The move back to Lehtonen by coach Bob Hartley was curious at best since Hedberg made 37 saves in Game 2 and couldn’t be faulted for either goal the Rangers scored. Lehtonen, the No. 2 overall pick in the 2002 draft and presumed Thrashers goalie of the future, was touched for four goals in the series-opening loss.
Unsettled goaltending and the virtual disappearance of top scoring threats Marian Hossa, Slava Kozlov and Ilya Kovalchuk made the series seem every bit the blowout the sweep suggests.
Hossa, the team leader this season with 43 goals and a career-high 100 points, managed only one assist in the series – helping to set up Greg de Vries’ second-period goal Wednesday that gave Atlanta a 2-1 lead.
Kozlov, second with 80 points, was blanked in the four games. Kovalchuk had a goal and assist after scoring 42 goals in the regular season.
“I don’t think I played my best but I worked hard,” said Kovalchuk, the No. 1 pick in the 2001 draft. “I just need to prepare myself like I did before this season so we can get to the playoffs next year because that is the best hockey.”

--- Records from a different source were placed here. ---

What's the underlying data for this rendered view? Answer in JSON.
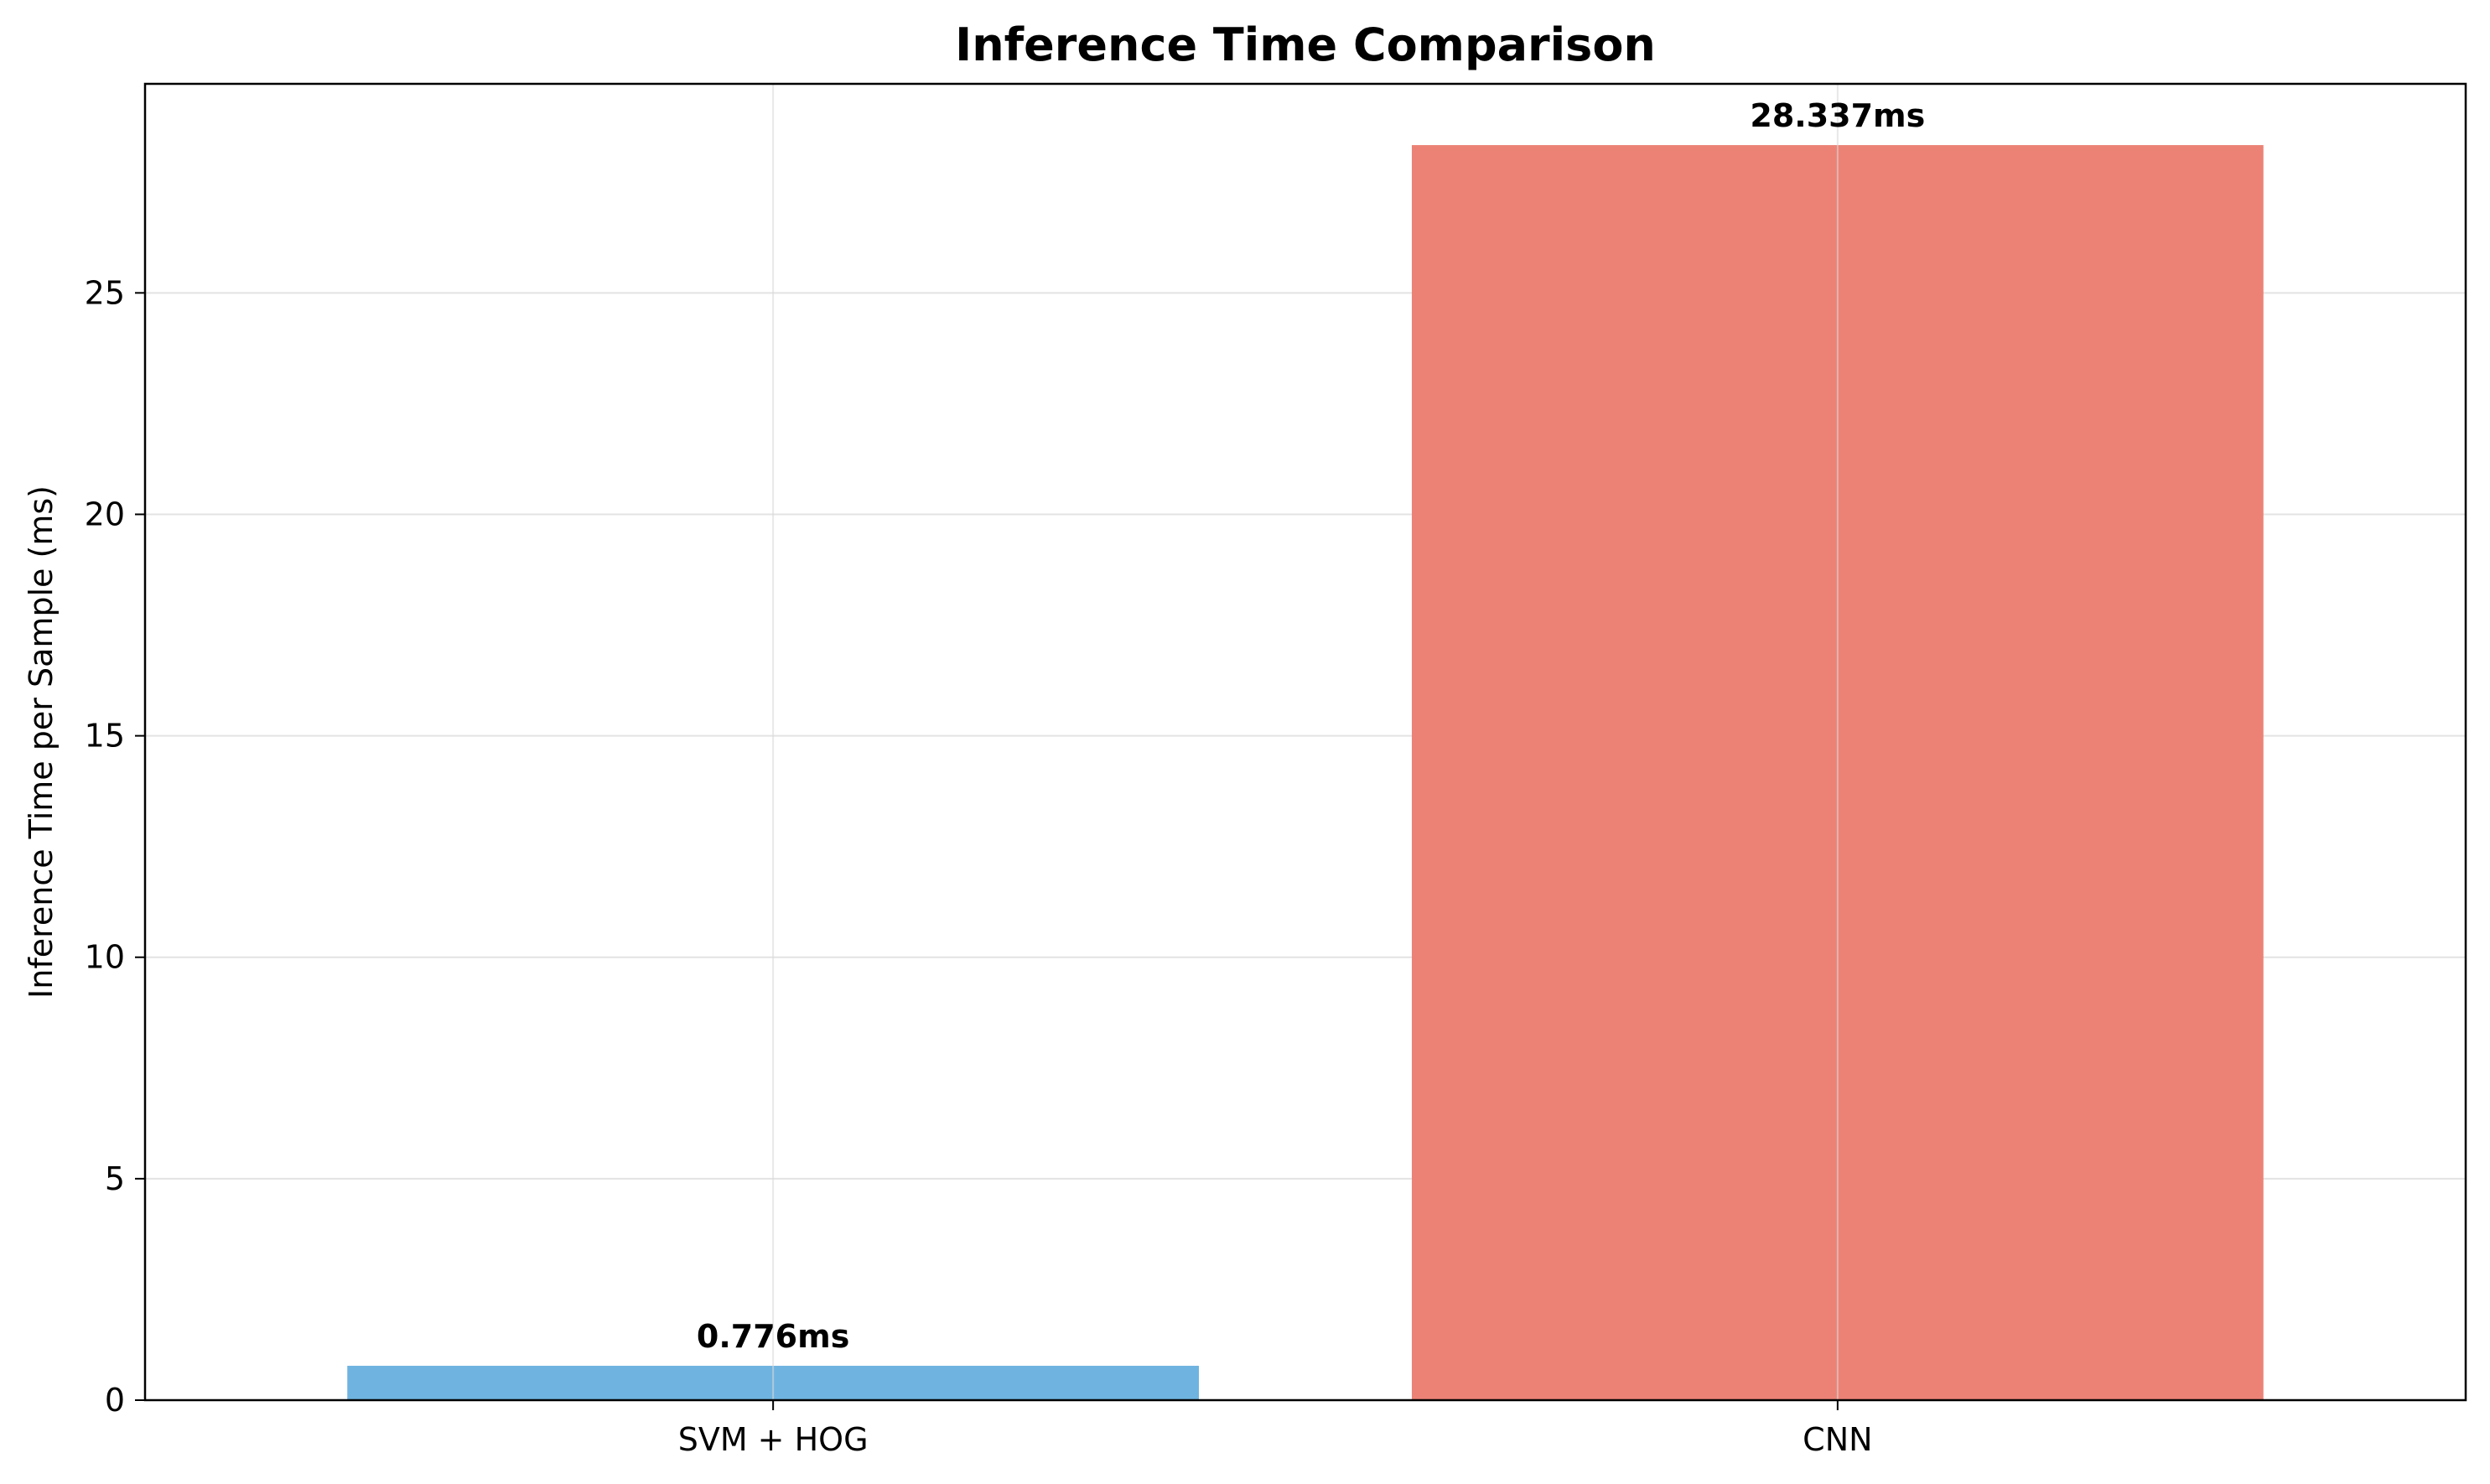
{
  "chart_data": {
    "type": "bar",
    "title": "Inference Time Comparison",
    "xlabel": "",
    "ylabel": "Inference Time per Sample (ms)",
    "categories": [
      "SVM + HOG",
      "CNN"
    ],
    "values": [
      0.776,
      28.337
    ],
    "data_labels": [
      "0.776ms",
      "28.337ms"
    ],
    "colors": [
      "#6fb4e0",
      "#ec8276"
    ],
    "ylim": [
      0,
      29.72
    ],
    "yticks": [
      0,
      5,
      10,
      15,
      20,
      25
    ],
    "ytick_labels": [
      "0",
      "5",
      "10",
      "15",
      "20",
      "25"
    ],
    "grid": true,
    "legend": "none"
  }
}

Not for Atlanta this time around. The Thrashers put up a fight after the demoralizing shutout loss in Game 3, but the next-day turnaround at Madison Square Garden was too much to overcome.
Atlanta didn’t lead in the series until the final game when they went ahead twice. But the advantages lasted a total of seven minutes 11 seconds.

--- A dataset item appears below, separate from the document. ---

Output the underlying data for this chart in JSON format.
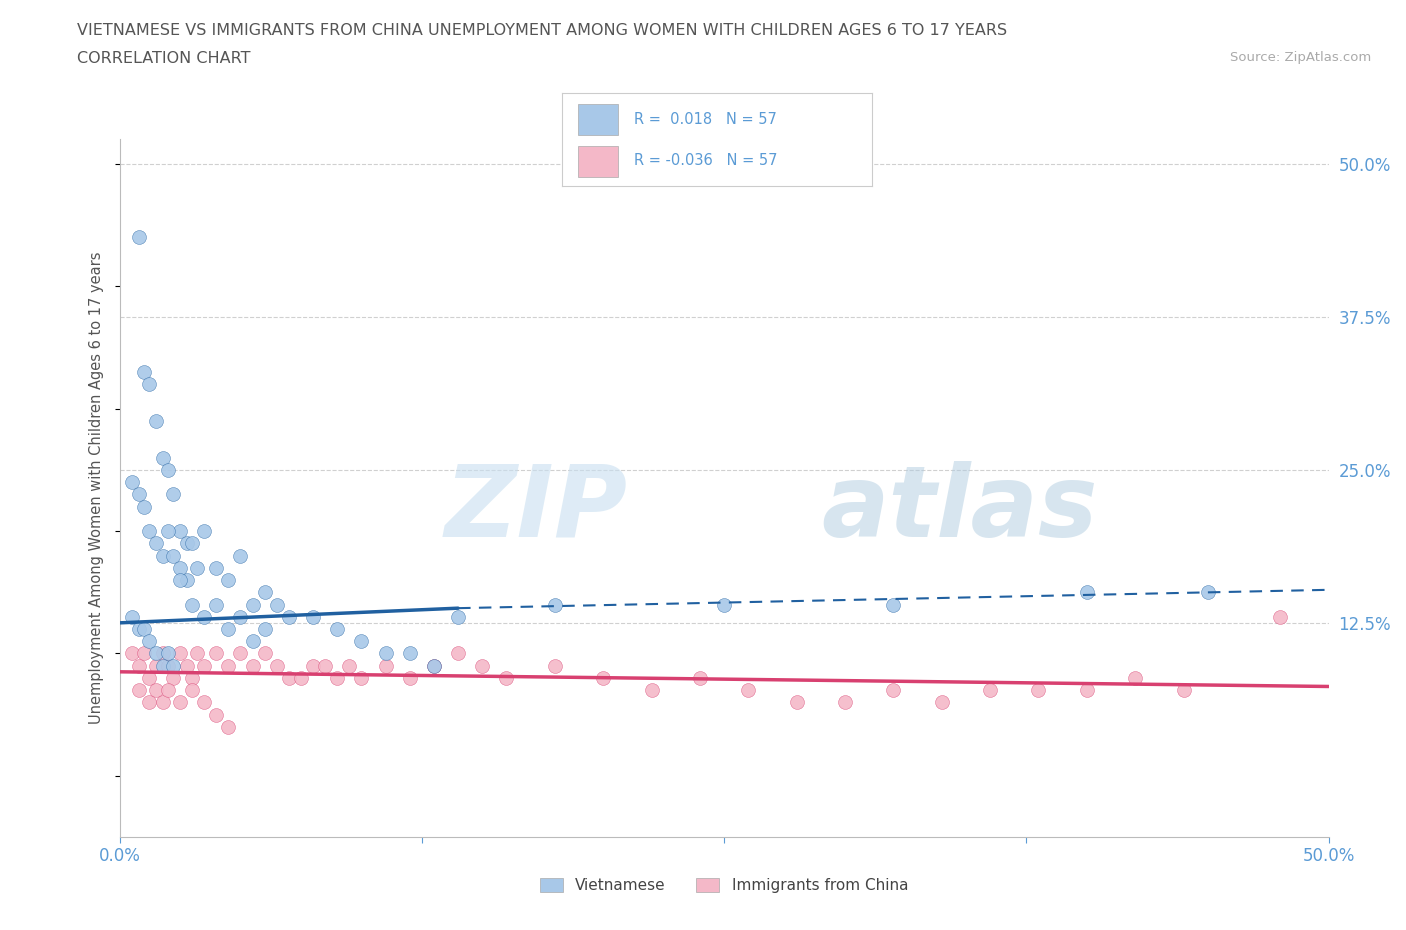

“We were kind of embarrassed (Tuesday) night,” Hedberg said. “We truly believed we could turn this thing around. The Rangers played tremendously well defensively the whole series. I didn’t know they were capable of doing that. They got the timely goals. Maybe they were just a little bit better than us.”

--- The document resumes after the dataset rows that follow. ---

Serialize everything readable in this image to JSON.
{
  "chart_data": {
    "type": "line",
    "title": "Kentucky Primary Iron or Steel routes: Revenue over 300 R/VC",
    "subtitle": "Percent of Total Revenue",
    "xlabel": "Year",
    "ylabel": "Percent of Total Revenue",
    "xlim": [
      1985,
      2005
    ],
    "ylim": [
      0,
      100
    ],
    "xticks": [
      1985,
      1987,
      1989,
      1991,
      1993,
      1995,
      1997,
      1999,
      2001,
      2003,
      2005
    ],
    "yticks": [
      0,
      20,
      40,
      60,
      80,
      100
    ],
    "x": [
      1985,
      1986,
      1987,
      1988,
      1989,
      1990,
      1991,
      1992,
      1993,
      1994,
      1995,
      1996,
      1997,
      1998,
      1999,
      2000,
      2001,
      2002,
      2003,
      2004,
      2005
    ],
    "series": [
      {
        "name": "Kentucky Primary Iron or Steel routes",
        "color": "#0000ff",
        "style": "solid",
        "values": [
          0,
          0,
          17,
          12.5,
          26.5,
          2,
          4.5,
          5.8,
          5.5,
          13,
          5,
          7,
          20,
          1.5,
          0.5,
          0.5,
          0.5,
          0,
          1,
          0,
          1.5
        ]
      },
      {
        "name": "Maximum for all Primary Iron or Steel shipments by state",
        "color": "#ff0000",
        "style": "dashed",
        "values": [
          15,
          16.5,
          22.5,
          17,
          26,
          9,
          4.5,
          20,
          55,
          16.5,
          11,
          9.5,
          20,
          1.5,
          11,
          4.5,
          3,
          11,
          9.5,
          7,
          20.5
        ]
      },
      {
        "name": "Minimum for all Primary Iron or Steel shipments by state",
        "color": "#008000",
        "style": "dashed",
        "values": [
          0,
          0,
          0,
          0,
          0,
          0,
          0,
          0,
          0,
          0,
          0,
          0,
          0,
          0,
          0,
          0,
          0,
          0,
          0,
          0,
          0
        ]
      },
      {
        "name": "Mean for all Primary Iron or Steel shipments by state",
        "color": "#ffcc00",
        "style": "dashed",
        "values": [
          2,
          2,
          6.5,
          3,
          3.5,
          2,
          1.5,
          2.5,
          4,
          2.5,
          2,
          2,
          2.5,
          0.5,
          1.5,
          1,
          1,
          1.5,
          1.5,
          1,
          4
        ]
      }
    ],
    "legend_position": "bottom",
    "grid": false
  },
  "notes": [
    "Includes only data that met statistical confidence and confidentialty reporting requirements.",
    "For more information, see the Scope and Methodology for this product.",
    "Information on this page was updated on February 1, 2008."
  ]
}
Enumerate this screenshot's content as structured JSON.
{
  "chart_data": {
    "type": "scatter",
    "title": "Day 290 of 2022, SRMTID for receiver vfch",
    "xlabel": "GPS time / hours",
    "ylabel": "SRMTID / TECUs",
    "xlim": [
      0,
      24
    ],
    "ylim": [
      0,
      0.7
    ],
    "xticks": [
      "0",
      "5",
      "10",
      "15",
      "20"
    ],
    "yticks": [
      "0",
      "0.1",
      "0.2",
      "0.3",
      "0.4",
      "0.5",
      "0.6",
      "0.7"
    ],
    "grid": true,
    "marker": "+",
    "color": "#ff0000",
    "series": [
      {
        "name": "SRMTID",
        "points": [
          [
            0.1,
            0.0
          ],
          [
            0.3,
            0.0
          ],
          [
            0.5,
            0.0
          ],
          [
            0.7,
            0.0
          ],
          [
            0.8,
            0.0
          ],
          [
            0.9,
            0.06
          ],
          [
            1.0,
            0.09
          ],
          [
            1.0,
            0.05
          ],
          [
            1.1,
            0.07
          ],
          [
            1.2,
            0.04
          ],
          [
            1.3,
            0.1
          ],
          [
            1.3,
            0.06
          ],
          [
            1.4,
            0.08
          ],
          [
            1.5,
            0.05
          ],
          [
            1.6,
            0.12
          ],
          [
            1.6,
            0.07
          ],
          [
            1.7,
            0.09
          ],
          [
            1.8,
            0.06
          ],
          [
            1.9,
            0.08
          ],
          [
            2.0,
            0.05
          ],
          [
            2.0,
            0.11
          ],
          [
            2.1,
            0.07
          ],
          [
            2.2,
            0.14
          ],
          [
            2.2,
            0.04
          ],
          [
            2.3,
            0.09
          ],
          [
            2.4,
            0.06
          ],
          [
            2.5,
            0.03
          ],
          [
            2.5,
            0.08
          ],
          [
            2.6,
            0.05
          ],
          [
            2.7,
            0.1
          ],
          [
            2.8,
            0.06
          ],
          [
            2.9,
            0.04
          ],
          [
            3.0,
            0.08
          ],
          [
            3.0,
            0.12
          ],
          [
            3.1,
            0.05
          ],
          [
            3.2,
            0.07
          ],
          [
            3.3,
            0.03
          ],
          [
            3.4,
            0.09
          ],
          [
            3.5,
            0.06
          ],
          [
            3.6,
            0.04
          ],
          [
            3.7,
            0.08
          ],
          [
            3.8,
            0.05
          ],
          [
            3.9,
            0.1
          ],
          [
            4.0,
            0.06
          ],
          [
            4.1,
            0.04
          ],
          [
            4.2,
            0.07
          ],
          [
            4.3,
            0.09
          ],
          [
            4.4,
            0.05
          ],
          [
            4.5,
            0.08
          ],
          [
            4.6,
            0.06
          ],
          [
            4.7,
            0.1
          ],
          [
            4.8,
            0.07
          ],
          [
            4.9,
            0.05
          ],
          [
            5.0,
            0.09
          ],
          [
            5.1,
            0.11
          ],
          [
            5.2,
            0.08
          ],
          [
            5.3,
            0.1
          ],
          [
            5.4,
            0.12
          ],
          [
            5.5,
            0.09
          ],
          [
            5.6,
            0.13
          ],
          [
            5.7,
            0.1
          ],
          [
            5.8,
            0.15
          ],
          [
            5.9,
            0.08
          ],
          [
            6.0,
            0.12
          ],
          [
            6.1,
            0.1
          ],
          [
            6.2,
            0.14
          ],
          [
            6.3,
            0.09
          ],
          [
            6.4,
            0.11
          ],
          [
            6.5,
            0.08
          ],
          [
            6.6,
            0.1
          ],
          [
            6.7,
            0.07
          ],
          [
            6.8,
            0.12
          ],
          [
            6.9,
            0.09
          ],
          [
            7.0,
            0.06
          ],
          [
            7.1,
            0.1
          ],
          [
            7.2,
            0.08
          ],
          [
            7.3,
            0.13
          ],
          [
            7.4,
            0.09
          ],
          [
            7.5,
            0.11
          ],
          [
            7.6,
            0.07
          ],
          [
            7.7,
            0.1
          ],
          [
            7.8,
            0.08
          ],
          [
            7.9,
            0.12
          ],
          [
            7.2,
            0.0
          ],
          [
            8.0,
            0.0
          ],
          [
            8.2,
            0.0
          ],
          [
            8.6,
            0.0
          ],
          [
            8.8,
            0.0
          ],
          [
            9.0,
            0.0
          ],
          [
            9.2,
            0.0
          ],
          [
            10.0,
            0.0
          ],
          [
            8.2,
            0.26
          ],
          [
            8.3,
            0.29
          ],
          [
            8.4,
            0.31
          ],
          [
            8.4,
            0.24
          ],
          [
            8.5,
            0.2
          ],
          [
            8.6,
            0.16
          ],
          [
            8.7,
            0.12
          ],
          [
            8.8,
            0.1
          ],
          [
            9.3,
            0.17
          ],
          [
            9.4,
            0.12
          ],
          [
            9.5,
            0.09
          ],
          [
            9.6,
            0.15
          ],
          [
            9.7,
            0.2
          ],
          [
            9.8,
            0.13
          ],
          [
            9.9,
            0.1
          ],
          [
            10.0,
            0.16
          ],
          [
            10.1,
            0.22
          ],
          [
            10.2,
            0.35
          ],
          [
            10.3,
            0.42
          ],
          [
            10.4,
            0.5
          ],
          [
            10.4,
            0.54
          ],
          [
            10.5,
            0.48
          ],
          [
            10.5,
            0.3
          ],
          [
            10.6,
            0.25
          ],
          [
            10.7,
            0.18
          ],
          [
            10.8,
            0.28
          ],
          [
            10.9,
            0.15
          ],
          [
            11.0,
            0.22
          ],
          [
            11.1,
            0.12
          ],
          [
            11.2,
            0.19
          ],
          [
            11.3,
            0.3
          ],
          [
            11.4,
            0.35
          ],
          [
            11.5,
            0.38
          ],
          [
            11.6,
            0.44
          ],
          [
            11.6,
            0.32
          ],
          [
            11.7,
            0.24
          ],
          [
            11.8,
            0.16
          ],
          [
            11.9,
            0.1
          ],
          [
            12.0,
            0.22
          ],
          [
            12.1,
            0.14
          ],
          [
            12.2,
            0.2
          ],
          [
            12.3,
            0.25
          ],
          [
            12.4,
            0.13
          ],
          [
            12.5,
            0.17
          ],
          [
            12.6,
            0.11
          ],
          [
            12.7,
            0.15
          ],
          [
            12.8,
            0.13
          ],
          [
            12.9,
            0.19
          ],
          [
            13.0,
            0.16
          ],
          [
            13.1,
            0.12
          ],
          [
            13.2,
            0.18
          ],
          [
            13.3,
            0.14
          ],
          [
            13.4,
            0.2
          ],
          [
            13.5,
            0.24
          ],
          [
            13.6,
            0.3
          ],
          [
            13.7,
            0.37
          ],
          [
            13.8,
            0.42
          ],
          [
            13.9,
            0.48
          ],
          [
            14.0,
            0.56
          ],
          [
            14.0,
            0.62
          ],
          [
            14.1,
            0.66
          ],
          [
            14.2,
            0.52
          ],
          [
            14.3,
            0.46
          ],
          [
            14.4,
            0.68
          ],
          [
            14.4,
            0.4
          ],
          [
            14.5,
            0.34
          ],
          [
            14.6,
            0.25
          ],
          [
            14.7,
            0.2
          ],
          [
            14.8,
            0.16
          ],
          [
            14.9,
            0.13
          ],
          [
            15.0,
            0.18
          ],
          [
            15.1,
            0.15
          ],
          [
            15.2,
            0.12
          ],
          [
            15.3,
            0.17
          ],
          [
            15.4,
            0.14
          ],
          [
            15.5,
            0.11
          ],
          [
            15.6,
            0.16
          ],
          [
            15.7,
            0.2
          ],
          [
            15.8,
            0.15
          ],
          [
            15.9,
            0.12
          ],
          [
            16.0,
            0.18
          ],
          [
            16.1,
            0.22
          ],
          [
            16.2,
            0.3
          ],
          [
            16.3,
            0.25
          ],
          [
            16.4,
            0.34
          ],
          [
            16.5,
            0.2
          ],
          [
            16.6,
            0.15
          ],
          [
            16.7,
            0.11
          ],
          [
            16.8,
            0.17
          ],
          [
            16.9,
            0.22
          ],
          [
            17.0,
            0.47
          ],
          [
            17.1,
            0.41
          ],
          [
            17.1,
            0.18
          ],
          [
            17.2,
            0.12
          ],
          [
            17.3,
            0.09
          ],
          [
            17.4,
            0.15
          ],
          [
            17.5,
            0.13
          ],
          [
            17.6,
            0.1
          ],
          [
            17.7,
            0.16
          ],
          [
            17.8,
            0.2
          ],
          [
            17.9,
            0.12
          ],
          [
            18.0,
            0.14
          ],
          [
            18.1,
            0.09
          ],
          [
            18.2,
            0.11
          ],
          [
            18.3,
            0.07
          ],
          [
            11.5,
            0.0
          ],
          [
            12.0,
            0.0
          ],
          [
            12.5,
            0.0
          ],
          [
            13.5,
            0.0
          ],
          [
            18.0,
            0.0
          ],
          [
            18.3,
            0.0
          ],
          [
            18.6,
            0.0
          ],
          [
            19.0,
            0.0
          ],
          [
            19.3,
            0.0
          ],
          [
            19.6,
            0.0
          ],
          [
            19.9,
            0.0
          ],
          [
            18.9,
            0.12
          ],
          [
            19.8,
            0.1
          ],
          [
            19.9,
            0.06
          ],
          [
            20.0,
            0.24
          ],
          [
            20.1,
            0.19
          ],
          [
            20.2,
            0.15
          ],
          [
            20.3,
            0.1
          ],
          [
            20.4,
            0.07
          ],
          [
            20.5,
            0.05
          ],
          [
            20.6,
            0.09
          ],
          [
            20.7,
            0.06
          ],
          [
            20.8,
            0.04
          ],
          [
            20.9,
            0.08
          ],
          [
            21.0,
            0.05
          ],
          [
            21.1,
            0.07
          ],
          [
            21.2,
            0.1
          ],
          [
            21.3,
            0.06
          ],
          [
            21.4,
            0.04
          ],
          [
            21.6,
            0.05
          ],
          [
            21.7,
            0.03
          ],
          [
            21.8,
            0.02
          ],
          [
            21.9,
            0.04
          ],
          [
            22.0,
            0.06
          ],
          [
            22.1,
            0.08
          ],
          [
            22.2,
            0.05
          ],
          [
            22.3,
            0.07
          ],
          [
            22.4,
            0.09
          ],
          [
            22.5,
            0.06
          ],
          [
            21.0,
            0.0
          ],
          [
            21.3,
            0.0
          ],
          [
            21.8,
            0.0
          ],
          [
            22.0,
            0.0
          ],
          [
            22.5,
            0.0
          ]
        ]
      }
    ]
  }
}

Rangers fans were ready to celebrate the team’s first playoff win in a decade, and the Thrashers were merely the team in the way. After the series-ending handshake line, the music that escorted the players off the ice was “The Night They Drove Old Dixie Down” by The Band.
That pretty much summed up a series in which New York held advantages of 17-6 in goals and 143-99 in shots.
“It feels really empty when you lose four in a row,” Kovalchuk said. “That is really disappointing.”